Hashtags against homophobia

Photo: Júlíus Sigurjónsson

The Icelandic hashtags #verndumbörnin (‘Let’s protect children’) and #hinseginleikinn (‘Being different’) have been created and seized upon in a backlash against comments made by Icelandic musician, Gylfi Ægisson, interpreted by many as homophobic in nature.

Controversial comments

Ægisson set up a Facebook group yesterday urging people to “protect children” from “the indoctrination of our children by small but loud pressure groups in society”, specifically in this case homosexuals. The issue at stake is the decision by the local authorities of the Icelandic town of Hafnarfjörður to bring education on homosexual issues into the school curriculum.

Ægisson’s comments have generated bewilderment and anger among many Icelanders, and a rival Facebook group – ‘Let’s protect children from ignorance’ – has been set up to much acclaim.

Important to teach children about homosexuality

Members of Samtökin ‘78, Iceland’s national interest group for homosexual, bisexual and transgender people in Iceland, seized upon the new hashtags to protest against Ægisson’s initiative.

María Rut Kristjánsdóttir, vice-president of Samtökin ’78.

María Rut Kristjánsdóttir, vice-president of Samtökin ’78. Photo: Styrm­ir Kári

They have quickly been joined in their condemnation by many non-LGBT members of Icelandic society.

María Rut Kristjánsdóttir, vice-president of Samtökin ’78, told mbl.is that the point of the hashtags was to raise awareness of the importance of educating children about homosexual issues.

Comments received by Kristjánsdóttir on social media clearly show, to her mind, that some people have clearly misunderstood the nature and objective of the proposed changes to the school curriculum. “Can’t homosexuals just keep themselves to themselves?” wonders one contributor. “Those of us who are normal and have normal sex lives don’t feel the need to broadcast it left, right and centre.”

Not about sex, but love and happiness

Kristjánsdóttir clarifies that the purpose of teaching children about homosexuality has nothing to do with sex, but rather with love and happiness. She, along with many other hashtag commentators, wishes she had had access to such education when she was at school. “Education about homosexuality could save many people years of unhappiness, self-depreciation and in many cases, depression and suicidal thoughts,” Kristjánsdóttir maintains.
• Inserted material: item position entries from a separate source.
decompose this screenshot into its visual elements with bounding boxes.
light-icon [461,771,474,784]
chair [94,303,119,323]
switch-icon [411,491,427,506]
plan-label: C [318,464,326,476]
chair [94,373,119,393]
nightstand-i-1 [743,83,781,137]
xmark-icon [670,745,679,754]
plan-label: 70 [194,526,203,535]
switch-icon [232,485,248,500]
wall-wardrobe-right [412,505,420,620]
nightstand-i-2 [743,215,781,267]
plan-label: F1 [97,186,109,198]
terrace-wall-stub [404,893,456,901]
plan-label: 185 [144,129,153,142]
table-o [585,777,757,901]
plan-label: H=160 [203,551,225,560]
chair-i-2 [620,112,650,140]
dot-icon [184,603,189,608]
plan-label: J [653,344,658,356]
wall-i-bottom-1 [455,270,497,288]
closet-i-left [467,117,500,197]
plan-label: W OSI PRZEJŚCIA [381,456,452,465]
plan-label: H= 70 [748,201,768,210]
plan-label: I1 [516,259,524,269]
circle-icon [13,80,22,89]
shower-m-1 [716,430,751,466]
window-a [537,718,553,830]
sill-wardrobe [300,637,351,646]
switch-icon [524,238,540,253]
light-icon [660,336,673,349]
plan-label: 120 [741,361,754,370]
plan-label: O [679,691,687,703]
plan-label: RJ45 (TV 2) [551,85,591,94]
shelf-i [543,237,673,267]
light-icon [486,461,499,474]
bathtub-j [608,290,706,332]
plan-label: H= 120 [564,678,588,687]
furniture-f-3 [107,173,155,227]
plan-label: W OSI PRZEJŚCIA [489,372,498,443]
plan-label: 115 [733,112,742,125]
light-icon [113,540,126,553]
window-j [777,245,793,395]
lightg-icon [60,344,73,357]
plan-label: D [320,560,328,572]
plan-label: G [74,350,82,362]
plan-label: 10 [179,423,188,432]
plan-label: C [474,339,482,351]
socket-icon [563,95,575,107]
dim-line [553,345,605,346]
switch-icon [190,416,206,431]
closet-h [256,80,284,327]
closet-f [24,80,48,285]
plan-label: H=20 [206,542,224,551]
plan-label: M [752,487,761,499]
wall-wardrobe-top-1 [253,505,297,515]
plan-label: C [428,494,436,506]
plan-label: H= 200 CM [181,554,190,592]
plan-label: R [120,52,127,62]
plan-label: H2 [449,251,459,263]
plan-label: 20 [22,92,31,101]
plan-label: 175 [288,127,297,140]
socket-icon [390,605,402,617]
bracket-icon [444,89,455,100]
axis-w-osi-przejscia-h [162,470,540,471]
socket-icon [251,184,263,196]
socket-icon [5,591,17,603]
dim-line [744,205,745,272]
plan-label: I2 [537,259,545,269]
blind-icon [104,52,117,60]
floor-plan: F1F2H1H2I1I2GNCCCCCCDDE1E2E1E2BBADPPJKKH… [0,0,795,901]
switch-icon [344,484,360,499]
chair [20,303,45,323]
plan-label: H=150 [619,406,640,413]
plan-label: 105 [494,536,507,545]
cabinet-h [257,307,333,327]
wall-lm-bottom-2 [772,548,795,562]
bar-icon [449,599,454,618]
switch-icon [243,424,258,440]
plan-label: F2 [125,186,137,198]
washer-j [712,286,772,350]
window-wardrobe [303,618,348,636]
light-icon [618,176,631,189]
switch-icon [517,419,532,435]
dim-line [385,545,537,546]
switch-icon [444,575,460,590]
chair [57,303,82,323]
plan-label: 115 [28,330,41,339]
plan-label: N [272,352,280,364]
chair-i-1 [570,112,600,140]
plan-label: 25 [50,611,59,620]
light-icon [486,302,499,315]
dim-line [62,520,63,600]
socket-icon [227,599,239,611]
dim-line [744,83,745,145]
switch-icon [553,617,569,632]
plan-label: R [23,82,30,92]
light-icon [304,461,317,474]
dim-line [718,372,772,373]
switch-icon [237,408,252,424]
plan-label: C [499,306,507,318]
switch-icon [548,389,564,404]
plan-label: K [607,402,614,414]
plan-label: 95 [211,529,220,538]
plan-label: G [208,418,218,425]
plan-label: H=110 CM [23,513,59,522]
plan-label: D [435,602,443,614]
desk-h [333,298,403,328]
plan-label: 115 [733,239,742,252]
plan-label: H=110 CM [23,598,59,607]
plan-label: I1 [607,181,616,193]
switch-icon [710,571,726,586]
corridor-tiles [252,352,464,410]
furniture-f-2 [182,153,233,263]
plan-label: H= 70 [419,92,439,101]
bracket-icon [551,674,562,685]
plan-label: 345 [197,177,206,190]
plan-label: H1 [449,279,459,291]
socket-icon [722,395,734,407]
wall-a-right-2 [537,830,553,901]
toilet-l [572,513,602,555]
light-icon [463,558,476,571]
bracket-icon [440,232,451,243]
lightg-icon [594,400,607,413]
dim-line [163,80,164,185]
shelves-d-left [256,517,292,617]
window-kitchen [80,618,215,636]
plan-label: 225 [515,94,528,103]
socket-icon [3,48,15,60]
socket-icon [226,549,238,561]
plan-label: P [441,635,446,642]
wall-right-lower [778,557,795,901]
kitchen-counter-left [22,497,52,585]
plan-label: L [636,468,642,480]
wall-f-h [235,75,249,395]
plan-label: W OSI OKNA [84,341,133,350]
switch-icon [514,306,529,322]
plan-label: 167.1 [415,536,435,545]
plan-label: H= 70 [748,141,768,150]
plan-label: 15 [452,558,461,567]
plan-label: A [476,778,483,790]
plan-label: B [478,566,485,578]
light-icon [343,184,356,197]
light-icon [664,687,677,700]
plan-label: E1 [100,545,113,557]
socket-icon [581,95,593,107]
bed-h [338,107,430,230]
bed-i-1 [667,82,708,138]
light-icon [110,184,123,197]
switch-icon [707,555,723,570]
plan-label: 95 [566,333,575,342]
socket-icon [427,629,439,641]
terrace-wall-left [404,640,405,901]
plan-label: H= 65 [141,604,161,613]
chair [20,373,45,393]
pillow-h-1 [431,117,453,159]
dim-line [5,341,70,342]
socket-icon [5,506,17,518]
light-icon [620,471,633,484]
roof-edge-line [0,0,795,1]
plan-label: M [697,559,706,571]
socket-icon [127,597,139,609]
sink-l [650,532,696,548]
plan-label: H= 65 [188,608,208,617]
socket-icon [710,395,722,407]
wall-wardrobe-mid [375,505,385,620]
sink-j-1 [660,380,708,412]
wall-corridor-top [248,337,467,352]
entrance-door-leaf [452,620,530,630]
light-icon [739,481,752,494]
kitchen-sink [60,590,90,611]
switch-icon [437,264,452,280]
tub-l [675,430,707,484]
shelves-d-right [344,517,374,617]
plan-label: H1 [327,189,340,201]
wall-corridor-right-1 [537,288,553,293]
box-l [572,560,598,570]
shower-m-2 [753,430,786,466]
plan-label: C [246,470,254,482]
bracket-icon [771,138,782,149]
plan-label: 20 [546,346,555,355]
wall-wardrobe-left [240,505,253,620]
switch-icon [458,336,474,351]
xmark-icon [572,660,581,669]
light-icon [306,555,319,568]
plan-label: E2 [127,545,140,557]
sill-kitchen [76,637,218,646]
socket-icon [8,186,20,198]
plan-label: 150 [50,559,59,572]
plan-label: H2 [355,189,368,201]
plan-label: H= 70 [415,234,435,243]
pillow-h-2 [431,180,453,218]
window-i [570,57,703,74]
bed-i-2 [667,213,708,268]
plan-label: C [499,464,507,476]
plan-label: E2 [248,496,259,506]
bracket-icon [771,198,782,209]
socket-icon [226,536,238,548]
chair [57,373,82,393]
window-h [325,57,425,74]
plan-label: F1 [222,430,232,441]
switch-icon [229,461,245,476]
Among Ægisson’s objections to the proposed curriculum changes is the idea that teaching about homosexuality will encourage homosexual experimentation.

“Spreading love”

Kristjánsdóttir’s response is to point out that a person’s sexuality is not something that is in their control and that “we are not doing anybody any harm by spreading all this love in this way”.

She deplores the prejudice that has emerged in the past few days and condemns it as proof of the ignorance that still reigns in Iceland regarding homosexual issues.